Aku mendengus tak habis pikir. "Demi aku gimana Ma? Aku udah gede. Aku udah 19 tahun. Bukan bocah SMA yang selalu nangis tiap ambil rapor selalu sendirian di saat temen-temen aku bareng Mamanya. Mama gak pernah ada buat aku semenjak Papa pergi. Tapi, sekarang Mama tiba-tiba peduli. Bahkan pakai nyewa-nyewa orang segala buat ngawasin aku."
"Wulan kamu gak ngerti."
"Makanya jelasin dong Ma. Kenapa? Apa alasan Mama?"
Mama memegang kepalanya sembari mendesah panjang. Mama lalu menarik kursi makan dan duduk. Setelan kantor yang masih melekat serta raut wajah lelah Mama hampir membuatku luluh. Tapi, jangan sekarang. Aku perlu penjelasan atas perlakuan Mama terhadapku.

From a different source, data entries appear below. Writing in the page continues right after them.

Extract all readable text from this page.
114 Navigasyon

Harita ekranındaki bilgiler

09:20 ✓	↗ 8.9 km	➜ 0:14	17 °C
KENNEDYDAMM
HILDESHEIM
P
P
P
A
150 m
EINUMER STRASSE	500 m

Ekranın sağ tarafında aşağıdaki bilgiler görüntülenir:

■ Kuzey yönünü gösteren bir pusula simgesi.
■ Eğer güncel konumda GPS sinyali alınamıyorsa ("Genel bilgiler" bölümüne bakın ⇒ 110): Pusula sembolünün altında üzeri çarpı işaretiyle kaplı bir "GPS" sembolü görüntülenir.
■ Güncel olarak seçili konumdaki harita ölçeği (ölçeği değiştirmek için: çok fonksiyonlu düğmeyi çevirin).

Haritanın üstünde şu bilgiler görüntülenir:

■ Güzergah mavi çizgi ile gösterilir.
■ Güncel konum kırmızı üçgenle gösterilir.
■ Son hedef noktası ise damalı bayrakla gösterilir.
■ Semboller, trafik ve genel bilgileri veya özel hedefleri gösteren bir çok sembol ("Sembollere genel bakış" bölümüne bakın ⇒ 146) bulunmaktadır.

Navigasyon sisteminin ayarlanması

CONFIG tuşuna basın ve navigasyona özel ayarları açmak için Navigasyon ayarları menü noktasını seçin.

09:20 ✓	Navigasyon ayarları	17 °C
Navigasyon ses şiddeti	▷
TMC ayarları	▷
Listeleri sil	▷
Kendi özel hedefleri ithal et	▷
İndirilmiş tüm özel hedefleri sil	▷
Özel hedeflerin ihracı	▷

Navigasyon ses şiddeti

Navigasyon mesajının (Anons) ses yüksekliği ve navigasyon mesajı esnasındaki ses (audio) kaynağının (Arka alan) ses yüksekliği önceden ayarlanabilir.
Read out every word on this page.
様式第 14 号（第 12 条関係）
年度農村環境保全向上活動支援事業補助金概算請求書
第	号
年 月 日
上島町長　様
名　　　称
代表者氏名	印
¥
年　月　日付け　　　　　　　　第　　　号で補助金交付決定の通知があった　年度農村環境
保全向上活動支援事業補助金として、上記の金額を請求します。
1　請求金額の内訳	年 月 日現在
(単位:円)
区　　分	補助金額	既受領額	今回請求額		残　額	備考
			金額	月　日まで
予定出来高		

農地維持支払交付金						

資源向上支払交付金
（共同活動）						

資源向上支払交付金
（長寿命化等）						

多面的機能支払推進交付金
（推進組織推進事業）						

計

"Papa kamu datang nemuin Mama. Tiga bulan lalu. Di restoran biasa tempat Mama makan siang."
"Ha? Ngapain?"
Mama tersenyum kecut. "Dia bilang dia sudah ngawasin kamu. Dia juga berencana mau bawa kamu pergi dari Mama kalau dia liat kamu gak bahagia tinggal sama Mama."
Aku refleks meneguk saliva yang tiba-tiba saja menggumpal di tenggorokanku.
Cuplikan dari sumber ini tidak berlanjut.